Retour sur le tournage de Rmr73

Moins d'un mois après le reportage sur le tournage de la scène d'ouverture de Rmr73, le prochain film d'Olivier Marchal (Ne le dis à personne, 36, Quai des Orfèvres), j'ai de nouveau rendez-vous avec le directeur de la production pour un nouveau papier sur le film. Après le Vieux Port, l'équipe s'est installée dans un autre lieu "fort" de Marseille : l'ancienne usine de pâtes alimentaires Rivoire&Carret, qui fut, au début du XXe siècle la plus importante au monde.

Curieux décors pour un commissariat. La superbe charpente métallique de la toiture et les murs délavés ont été mis en valeur par 3 semaines de préparation. "C'est beau mais ça pisse !" tempère Marc, l'accessoiriste en poussant une flaque d'eau vers l'extérieur à l'aide d'un racloir en caoutchouc. 

L'équipe est en place dans l'usine depuis dix jours, après avoir passé une semaine dans le Lubéron. "On s'est vraiment gelés, explique Olivier Marchal, il a plu dès le début, il a donc fallu tout faire arroser par les pompiers lorsque le beau temps est revenu, et on a donc continué a se geler."

Aujourd'hui, l'équipe tourne une scène à l'accueil du commissariat avec une Olivia Bonamy péroxydée et méconnaissable.

Entre deux prises, je visite. Chaque salle a été transformée en un plateau différent. Accueil, salle de sport, bureaux somptueux (du commissaire probablement), d'autres moins somptueux, mais sous les silos à semoule, agrémentés de quelques photos d'autopsies. Morgue, avec cadavres en carton-pâte un peu raides et frigos alu, parkings avec véhicules de police "vintage",sombres couloirs "dans lesquels il se passe plein de choses"et bien d'autres décors. A l'extérieur, sur le parking, une demi-douzaine de Bentleys flambant neuves attendent sagement.

"On souhaitait en finir avec les commissariat à la noix du policier du jeudi soir. Pas de commissaire Moulin ici. Alors on s'est un peu inspirés du Hall of Justice de Mad Max 1" explique Marc.

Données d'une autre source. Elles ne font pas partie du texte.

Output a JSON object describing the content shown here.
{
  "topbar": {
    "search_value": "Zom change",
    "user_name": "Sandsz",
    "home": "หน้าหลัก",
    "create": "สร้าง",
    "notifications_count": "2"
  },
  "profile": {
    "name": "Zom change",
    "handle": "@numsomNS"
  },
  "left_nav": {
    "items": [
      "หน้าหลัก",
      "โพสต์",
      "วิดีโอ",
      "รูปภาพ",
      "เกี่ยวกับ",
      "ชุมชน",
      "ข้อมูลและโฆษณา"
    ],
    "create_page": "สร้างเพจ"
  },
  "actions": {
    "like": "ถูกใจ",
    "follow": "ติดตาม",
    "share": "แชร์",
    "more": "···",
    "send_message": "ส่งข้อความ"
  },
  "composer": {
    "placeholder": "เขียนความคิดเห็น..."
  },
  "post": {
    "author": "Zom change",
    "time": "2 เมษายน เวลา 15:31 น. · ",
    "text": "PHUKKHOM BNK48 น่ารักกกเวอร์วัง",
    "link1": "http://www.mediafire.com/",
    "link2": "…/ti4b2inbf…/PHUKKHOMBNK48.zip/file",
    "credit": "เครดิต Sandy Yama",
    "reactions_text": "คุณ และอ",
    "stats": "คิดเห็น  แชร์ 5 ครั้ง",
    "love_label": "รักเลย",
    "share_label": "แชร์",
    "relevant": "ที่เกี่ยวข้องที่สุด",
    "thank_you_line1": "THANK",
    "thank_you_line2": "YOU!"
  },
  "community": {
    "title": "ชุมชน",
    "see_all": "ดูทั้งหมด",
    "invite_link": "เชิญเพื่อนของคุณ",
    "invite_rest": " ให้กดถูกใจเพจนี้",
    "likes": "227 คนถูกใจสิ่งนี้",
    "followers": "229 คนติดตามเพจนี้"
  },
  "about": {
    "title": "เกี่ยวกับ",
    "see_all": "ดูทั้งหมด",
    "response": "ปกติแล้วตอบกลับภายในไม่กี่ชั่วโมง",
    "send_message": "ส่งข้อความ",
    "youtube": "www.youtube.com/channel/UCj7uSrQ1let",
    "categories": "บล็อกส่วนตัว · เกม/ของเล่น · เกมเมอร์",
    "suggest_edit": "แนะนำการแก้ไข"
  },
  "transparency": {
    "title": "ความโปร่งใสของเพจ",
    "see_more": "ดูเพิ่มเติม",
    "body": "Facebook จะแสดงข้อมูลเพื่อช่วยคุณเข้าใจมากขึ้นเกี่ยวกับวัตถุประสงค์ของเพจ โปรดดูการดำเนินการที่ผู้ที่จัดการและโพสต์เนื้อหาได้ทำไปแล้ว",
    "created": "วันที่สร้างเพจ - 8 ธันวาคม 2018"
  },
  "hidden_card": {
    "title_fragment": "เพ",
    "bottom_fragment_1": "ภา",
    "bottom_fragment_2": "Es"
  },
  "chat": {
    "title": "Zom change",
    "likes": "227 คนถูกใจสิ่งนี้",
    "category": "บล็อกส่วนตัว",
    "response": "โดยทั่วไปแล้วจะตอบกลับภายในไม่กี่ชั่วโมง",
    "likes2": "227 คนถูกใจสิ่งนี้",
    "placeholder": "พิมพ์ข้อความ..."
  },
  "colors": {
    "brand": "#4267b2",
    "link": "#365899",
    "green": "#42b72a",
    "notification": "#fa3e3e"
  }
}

Encore 5 jours et il faudra tout remballer, direction Paris, ou plutôt sa banlieue, pour les dernières scènes en studio (intérieurs). "Marchal voulait tout filmer a Marseille, mais la prod n'a as voulu" m'explique un technicien. Fin du tournage prévupour la mi-mai. Le film devrait quant à lui sortir entre novembre 2007 et janvier 2008. Mais déjà une bonne nouvelle annoncée par Olivier Marchal, "Le premier montage de la scène d'ouverture tournée sur la Corniche et le Vieux port est plus que satisfaisante !"

 

Les photos et informations complémentaires seront à découvrir la semaine prochaine dans La Provence et sur www.laprovence.com

09/03/2007

Rmr73, au coeur du tournage

En annonçant la veille "tous les secrets du tournage dans notre édition de demain", j'avais un peu vendu la peau de l'ours avant de l'avoir tué.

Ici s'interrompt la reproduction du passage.